Coriolanus is very much a play for our times. Politicians inflated with hubris and boastfulness, pretending to care for the people when it suits, but otherwise deeply contemptuous of them, and fickle, easily. manipulated electors. Does any of that sound familiar or urgently relevant to our times?

Henry Moore: Shadows on the Wall

Henry Moore first attracted significant public attention during the Second World War when the drawings he made of Londoners sheltering from the Blitz in tube stations were first published. Although Moore’s reputation today rests mainly on his monumental sculptures, those intimate drawings of men, women, and children taking refuge in such claustrophobic conditions remain powerful and affecting. The Courtauld in London has displayed some of this work in a small exhibition called Shadows on the Wall.
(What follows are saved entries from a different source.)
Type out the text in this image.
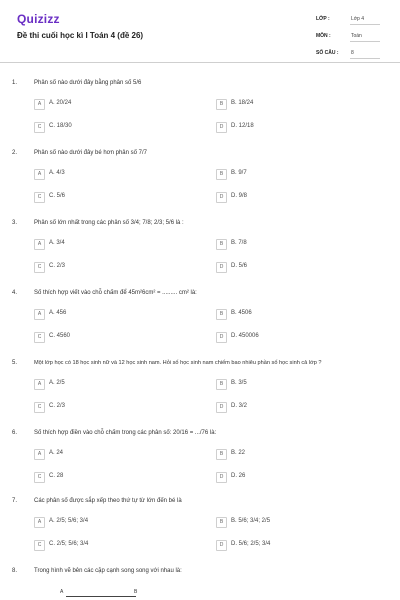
Quizizz
Đề thi cuối học kì I Toán 4 (đề 26)
LỚP :	Lớp 4
MÔN :	Toán
SỐ CÂU :	8
1.	Phân số nào dưới đây bằng phân số 5/6
A	A. 20/24	B	B. 18/24
C	C. 18/30	D	D. 12/18
2.	Phân số nào dưới đây bé hơn phân số 7/7
A	A. 4/3	B	B. 9/7
C	C. 5/6	D	D. 9/8
3.	Phân số lớn nhất trong các phân số 3/4; 7/8; 2/3; 5/6 là :
A	A. 3/4	B	B. 7/8
C	C. 2/3	D	D. 5/6
4.	Số thích hợp viết vào chỗ chấm để 45m²6cm² = ......... cm² là:
A	A. 456	B	B. 4506
C	C. 4560	D	D. 450006
5.	Một lớp học có 18 học sinh nữ và 12 học sinh nam. Hỏi số học sinh nam chiếm bao nhiêu phần số học sinh cả lớp ?
A	A. 2/5	B	B. 3/5
C	C. 2/3	D	D. 3/2
6.	Số thích hợp điền vào chỗ chấm trong các phân số: 20/16 = .../76 là:
A	A. 24	B	B. 22
C	C. 28	D	D. 26
7.	Các phân số được sắp xếp theo thứ tự từ lớn đến bé là
A	A. 2/5; 5/6; 3/4	B	B. 5/6; 3/4; 2/5
C	C. 2/5; 5/6; 3/4	D	D. 5/6; 2/5; 3/4
8.	Trong hình vẽ bên các cặp cạnh song song với nhau là:
A	B
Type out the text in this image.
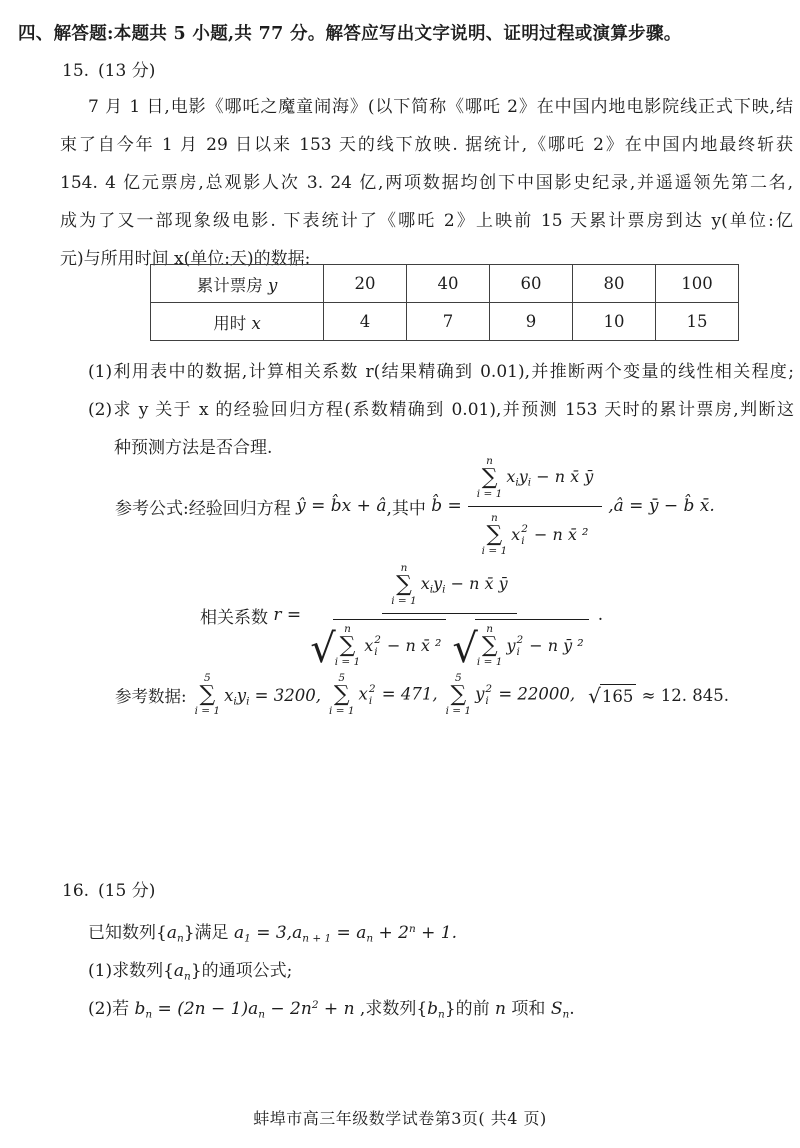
四、解答题:本题共 5 小题,共 77 分。解答应写出文字说明、证明过程或演算步骤。
15. (13 分)
7 月 1 日,电影《哪吒之魔童闹海》(以下简称《哪吒 2》在中国内地电影院线正式下映,结
束了自今年 1 月 29 日以来 153 天的线下放映. 据统计,《哪吒 2》在中国内地最终斩获
154. 4 亿元票房,总观影人次 3. 24 亿,两项数据均创下中国影史纪录,并遥遥领先第二名,
成为了又一部现象级电影. 下表统计了《哪吒 2》上映前 15 天累计票房到达 y(单位:亿
元)与所用时间 x(单位:天)的数据:
累计票房 y	20	40	60	80	100
用时 x	4	7	9	10	15
(1)利用表中的数据,计算相关系数 r(结果精确到 0.01),并推断两个变量的线性相关程度;
(2)求 y 关于 x 的经验回归方程(系数精确到 0.01),并预测 153 天时的累计票房,判断这
种预测方法是否合理.
参考公式:经验回归方程 ŷ = b̂x + â ,其中 b̂ = n
∑
i = 1
$x_iy_i - n$ x̄ ȳ
n
∑
i = 1
x 2
i − n x̄ ² ,â = ȳ − b̂ x̄.
相关系数 r = n
∑
i = 1
$x_iy_i - n$ x̄ ȳ
√ n
∑
i = 1
x 2
i − n x̄ ² √ n
∑
i = 1
y 2
i − n ȳ ² .
参考数据:
5
∑
i = 1
$x_iy_i = 3200$,
5
∑
i = 1
x 2
i = 471,
5
∑
i = 1
y 2
i = 22000, √ 165 ≈ 12. 845.
16. (15 分)
已知数列$\{a_n\}$满足 $a_1 = 3,a_{n + 1} = a_n + 2^n + 1$.
(1)求数列$\{a_n\}$的通项公式;
(2)若 $b_n = (2n - 1)a_n - 2n^2 + n$ ,求数列$\{b_n\}$的前 n 项和 $S_n$.
蚌埠市高三年级数学试卷第3页( 共4 页)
The premise of the exhibition is Moore’s fascination with those confining walls, ceilings, and tunnels – architectural elements that he explored further in his well-known drawings of the Yorkshire coal mines and that were far more than simple backdrops for the human figures he represented. It’s an interesting idea. Looking closely at the drawings, the fusion of the human and the architectural becomes more pronounced.
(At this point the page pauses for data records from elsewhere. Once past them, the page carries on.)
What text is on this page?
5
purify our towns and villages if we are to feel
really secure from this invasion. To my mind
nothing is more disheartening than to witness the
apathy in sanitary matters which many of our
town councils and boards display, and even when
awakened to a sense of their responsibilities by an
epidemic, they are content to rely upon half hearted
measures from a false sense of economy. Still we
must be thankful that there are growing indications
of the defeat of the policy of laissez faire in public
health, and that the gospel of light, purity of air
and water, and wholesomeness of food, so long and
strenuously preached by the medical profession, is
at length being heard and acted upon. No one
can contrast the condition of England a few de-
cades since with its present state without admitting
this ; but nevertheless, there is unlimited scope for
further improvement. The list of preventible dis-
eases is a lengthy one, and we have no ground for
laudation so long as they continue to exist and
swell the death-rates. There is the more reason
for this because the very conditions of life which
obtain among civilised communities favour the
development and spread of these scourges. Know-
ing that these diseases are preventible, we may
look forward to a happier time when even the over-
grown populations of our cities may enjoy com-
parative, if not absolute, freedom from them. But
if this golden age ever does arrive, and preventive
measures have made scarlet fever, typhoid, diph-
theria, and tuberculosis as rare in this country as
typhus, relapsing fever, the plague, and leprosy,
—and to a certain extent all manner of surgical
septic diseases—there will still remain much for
The engrossing exhibition in London ends soon, but a catalog authored by Penelope Curtis and others is available.

Cork City Musings

Even Cork’s greatest admirer would struggle to say the city is a pretty one. The dominant theme is one of grayness. Gray buildings under skies that are often that particular gray that signals rain. It can all seem a little grim at times in the city center, somewhat neglected and shabby. But whatever it might lack in prettiness, Cork has character, charm, and energy in abundance.
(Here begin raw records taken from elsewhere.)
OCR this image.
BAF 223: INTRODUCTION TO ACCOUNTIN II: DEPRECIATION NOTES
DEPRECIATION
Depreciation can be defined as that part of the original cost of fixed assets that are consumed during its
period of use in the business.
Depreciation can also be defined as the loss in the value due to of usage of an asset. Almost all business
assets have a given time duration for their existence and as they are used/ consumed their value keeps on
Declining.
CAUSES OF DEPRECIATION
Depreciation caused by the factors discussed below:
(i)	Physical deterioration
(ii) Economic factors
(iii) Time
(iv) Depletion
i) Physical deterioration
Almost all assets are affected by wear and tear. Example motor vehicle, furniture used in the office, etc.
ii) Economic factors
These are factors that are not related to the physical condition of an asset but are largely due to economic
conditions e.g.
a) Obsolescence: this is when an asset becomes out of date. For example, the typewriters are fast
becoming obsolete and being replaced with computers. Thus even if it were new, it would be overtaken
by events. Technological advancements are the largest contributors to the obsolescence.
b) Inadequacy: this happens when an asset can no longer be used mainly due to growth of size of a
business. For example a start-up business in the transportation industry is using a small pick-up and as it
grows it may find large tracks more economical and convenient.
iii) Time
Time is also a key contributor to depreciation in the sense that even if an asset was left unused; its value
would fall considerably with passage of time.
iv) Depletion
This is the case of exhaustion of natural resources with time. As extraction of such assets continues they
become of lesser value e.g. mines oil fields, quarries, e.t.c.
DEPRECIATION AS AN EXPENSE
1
For decades the city has been little more than the beginning of my frequent trips further west, but recently I had the opportunity to spend a couple of days there, and I enjoyed it very much. The food scene is vibrant (highlights included Goldie and Nano Nagle Cafe), and there is, of course, no shortage of historic pubs. Sin E for traditional music, The Oval, Mutton Lane, and Arthur Maynes for unique atmosphere and craic in general. The Crawford Art Gallery is an unmissable spot and I was delighted to visit before it closes for major restoration work. Tempting as it might be to skip the city en route to the glories and splendors of West Cork, that would be a mistake. Linger a little and let it work its magic.

On This Holy Island

Oliver Smith had long dreamed about completing the camino, the ancient pilgrims’ walk to Santiago de Compostela. The pandemic put the realization of that particular longing on hold. He started to think about focusing his interest in pilgrimage in a different way, reflecting instead on the pathways and destinations, ancient and modern, to be found closer to home, and planning an adventure across the sacred landscape of his native Britain. On This Holy Island is the result.

Some of the places that featured in his journey are familiar to almost every Briton. Stonehenge, Glastonbury, Avebury, Lindisfarne, and the White Horse at Uffington – these are places we learn about at school (even if we never get to visit them or understand their significance). But the history of pilgrimage in Britain encompasses a much broader topography, physical, emotional, and spiritual.

Smith writes with a self-deprecating charm and a light touch. This isn’t some dry, heavy thesis about the nature and meaning of pilgrimage. It’s a fact-filled, anecdote-filled travelogue, a book of encounters and conversations as much as wanderings and destinations.